Lastly, I have been thinking about the theme of self-destruction in Annihilation. The psychologist tells Lena at one point:

Almost none of us commit suicide, and almost all of us self-destruct. In some way, in some part of our lives. We drink, or we smoke, we destabilize the good job... and a happy marriage. But these aren't decisions, they're... they're impulses.

After Lena cops to not understanding, the psychologist answers:

Isn't the self-destruction coded into us? Programmed into each cell?

There are many examples of self-destruction in the film. The physicist cuts herself while the medic is an addict. We learn that the psychologist has cancer – her body is literally killing itself. And Lena has an affair which jeopardizes her marriage. Plus there's that tattoo which is the Ouroboros snake in the shape of the infinity symbol perhaps saying that self-destruction is a never-ending process.

But these are all from our viewpoint. The being behind the Shimmer seems to think otherwise.

During her debriefing, Lena's interlocutor describes the genetic mutations happening within the Shimmer as "nightmarish" but Lena retorts, "Not always. Sometimes it was beautiful." Later she says of it, "It wasn’t destroying. It was changing everything. It was making something new." I am reminded of something F. Scott Fitzgerald wrote in "The Crack-Up":

A man does not recover from such jolts—he becomes a different person, and, eventually, the new person finds new things to care about.

The movie seems to argue that, at least sometimes, self-destruction is really out with the old and in with the new.
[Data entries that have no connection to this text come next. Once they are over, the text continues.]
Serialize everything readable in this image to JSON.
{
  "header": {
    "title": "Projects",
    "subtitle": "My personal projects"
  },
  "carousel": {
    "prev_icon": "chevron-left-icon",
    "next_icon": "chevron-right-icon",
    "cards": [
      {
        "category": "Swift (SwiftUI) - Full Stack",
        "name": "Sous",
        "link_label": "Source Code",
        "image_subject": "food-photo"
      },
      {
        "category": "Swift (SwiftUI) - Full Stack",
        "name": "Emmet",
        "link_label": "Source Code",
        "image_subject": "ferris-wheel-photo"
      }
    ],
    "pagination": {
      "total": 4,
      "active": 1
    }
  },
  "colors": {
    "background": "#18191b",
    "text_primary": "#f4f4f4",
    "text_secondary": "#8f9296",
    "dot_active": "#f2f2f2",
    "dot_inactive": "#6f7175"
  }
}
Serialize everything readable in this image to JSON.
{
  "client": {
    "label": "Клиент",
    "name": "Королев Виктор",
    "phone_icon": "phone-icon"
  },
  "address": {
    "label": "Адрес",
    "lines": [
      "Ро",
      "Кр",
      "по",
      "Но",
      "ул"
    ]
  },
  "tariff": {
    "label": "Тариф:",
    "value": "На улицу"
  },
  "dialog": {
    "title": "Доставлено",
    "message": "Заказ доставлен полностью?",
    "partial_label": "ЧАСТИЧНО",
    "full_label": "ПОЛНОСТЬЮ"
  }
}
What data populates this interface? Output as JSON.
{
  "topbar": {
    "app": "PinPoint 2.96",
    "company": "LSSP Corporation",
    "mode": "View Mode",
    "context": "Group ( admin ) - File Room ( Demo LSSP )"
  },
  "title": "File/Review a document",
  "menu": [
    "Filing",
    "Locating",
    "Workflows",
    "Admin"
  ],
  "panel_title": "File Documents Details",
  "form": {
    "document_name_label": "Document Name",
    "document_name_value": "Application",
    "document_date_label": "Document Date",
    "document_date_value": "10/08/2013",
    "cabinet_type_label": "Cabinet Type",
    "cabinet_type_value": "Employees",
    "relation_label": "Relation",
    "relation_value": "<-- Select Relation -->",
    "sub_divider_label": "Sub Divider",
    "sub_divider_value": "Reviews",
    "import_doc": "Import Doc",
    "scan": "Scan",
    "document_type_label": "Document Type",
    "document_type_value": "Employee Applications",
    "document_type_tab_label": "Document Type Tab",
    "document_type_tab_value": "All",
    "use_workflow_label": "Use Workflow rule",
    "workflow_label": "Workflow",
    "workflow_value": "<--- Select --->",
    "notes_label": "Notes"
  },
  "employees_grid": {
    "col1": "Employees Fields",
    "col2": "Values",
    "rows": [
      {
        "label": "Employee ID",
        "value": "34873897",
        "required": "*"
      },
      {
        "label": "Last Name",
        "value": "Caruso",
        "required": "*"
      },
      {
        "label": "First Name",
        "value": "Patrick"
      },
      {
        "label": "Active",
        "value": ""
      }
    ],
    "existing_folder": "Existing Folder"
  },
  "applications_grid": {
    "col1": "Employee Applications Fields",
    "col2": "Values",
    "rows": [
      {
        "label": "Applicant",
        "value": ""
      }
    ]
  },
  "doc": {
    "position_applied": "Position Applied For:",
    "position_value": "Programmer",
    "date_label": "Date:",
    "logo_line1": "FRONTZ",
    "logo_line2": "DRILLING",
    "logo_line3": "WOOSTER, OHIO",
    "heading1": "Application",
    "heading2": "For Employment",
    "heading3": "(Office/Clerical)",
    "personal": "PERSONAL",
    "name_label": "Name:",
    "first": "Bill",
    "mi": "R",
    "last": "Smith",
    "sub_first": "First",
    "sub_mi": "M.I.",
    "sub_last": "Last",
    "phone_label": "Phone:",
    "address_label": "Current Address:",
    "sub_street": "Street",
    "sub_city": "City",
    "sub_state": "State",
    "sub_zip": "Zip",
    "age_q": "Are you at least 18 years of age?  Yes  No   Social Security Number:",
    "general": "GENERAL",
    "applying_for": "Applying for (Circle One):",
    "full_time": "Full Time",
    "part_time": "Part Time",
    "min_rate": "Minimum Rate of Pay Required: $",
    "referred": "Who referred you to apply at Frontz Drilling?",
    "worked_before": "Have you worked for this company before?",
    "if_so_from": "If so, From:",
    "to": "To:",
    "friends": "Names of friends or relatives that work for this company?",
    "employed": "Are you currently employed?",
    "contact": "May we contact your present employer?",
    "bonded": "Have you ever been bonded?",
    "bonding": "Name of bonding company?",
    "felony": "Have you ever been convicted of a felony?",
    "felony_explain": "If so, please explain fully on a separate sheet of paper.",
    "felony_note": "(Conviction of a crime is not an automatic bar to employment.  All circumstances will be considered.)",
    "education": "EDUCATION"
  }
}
None of this is to say that I think the film is a visual disquisition on the theme of self-destruction. It's more of a meditation.

So that's why I love Annihilation. It's sublime in a more Burkean sense for me, that is, since so much is unexplained or obscure, it evokes potent and terrific feelings of confusion as well as the uncanny and I use "terrific" here in its old meaning of causing terror. There's trauma here but it transcends the mundane. It makes the horrible beautiful in its own way.